Sur quoi va-ton déboucher? Un romancier d’une autre contrée, Mikhaïl Boulgakov, est l’auteur d’un jugement terrible. Il préfigure le Tunistan de demain dans sa narration: «oh! seul celui qui a déjà été vaincu sait ce que signifie ce mot. Il ressemble à une chambre dont le papier est mangé par la moisissure verte… Il ressemble à du beurre rance, à un petit monstre rachitique, à des injures obscènes lancées par des voix de femmes dans l’obscurité. En un mot: il ressemble à la mort.»

Désormais, tout est clos. Sans issue. La seule soupape de sécurité, c’est suivre le guide, l’Ayatollah. Sur l’échiquier, les pièces maîtresses sont comme pétrifiées. Un coup du berger qui neutralise et suspend la partie. Le temps pris en otage, confisqué.

Tahar Belhassine, directeur d’El Hiwar Ettounsi, télévision résistante, s’esclaffe:

«Depuis le 23 octobre meurtrier, je pense à ce qui nous attend, et cela me donne envie de pleurer. Mais aussitôt je peste contre moi-même et je résiste toute la journée, participant et m’acquittant de mes devoirs de citoyen. Mais tous les soirs, sans faute, je sens s’effondrer d’autres pierres sur lesquelles repose mon espoir».
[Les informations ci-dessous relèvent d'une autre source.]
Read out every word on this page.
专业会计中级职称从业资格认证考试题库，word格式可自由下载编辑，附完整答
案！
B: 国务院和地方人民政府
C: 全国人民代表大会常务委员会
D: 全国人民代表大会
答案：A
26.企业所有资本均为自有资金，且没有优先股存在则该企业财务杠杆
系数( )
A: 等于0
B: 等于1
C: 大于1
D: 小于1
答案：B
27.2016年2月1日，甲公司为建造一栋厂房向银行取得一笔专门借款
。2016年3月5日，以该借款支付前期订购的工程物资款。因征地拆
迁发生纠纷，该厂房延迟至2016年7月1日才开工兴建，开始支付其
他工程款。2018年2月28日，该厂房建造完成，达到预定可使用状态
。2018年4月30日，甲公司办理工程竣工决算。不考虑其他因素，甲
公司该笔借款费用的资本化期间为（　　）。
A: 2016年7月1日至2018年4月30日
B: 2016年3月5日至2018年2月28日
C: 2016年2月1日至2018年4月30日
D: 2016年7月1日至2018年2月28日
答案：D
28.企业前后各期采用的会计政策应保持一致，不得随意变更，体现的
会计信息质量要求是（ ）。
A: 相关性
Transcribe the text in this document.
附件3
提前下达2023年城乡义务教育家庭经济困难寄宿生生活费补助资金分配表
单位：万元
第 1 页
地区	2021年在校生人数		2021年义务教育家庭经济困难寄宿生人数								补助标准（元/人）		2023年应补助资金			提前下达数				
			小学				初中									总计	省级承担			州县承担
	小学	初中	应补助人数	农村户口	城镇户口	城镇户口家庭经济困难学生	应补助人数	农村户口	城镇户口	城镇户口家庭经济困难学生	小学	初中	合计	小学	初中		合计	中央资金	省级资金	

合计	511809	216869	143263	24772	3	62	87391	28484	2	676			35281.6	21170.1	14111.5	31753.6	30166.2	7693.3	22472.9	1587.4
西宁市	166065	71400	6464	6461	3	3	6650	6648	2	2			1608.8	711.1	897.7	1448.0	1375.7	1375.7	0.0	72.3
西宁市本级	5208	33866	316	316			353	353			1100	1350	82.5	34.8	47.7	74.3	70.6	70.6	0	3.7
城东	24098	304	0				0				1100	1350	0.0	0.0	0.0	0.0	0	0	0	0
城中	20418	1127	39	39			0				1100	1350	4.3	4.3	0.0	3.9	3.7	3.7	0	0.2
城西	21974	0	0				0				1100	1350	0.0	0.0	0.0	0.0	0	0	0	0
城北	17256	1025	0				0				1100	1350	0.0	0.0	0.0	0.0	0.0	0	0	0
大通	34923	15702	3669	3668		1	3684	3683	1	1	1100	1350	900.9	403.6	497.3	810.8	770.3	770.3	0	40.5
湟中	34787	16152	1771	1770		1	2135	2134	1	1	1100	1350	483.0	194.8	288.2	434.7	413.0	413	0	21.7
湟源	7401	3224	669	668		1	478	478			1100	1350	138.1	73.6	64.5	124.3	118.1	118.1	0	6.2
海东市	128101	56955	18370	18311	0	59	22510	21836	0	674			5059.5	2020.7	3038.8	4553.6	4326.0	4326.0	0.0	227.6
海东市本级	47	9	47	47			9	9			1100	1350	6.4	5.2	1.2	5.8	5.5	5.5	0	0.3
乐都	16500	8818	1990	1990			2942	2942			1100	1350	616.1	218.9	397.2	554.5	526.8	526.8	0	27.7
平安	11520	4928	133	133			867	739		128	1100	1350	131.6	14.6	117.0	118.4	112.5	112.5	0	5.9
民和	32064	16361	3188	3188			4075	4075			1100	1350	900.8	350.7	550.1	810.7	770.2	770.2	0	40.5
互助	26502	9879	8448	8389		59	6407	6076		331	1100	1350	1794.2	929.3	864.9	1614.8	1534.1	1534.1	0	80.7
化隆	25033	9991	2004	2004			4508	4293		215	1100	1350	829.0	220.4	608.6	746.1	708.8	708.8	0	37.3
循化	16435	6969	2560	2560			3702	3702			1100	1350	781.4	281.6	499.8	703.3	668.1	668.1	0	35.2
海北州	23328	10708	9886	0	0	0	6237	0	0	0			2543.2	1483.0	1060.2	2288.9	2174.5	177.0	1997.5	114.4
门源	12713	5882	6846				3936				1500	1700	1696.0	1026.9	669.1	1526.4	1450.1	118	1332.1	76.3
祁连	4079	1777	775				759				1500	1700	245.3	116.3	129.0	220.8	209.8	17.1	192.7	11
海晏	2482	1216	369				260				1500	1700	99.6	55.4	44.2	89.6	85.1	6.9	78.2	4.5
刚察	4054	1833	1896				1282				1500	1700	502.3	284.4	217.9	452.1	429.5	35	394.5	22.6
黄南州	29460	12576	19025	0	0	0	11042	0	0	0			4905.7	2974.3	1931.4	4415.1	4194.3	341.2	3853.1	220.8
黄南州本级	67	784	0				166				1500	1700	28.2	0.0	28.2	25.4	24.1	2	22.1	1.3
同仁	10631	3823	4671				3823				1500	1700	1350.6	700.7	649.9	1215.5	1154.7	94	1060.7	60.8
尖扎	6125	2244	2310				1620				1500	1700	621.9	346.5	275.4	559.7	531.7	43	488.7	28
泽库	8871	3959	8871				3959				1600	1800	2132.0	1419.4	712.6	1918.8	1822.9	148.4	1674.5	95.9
«Mon épouse, mes amis, mes proches me retiennent et je les retiens. Nous nous refusons à partir, même s’il est de plus en plus difficile de vivre ici. Je leur dis que quelqu’un doit rester pour soutenir les poutres du toit, puis je m’endors pour ne pas « cauchemarder » éveillé.»

Ne pas se rendre

Le désenchantement en guise de lucidité? Evoquant Spinoza, Gilles Deleuze parle de ces angoisses modernes: «la tristesse, les affects tristes sont ceux qui diminuent notre puissance d’agir. Les pouvoirs ont moins besoin de nous réprimer que de nous angoisser.»

Des poussières d’individus, sans conscience, sans éthique, sans repère, sans dignité, sans liberté, sans savoir, sans fertilité, voilà la solution d’Ennahda. Ils oublient que l’homme descend du songe. Et dans le songe, il y a espoir. The hope. On peindrai un autre départ.

Hannibal Barka fustige: «s’il n’y a pas un chemin, on ouvrira dans le roc des sentiers». Lumineux.

«Demain, j’essuierai mes larmes et je me convaincrai que l’heure est venue de serrer les dents pour s’attaquer à la Créature qui s’est octroyée un droit de vie et de mort sur le pays qui est le mien», poursuit Tahar.

«J’ai pas besoin d’être propriétaire, dit Simple. Il suffit que je vive dedans. Il faudrait une bombe atomique pour me faire sortir d’Harlem», écrit Langston Hughes. Tunis mon Harlem.

Sans le sou et malmenés, mais tenaces et toujours debout, nous sommes légions à refuser de nous rendre.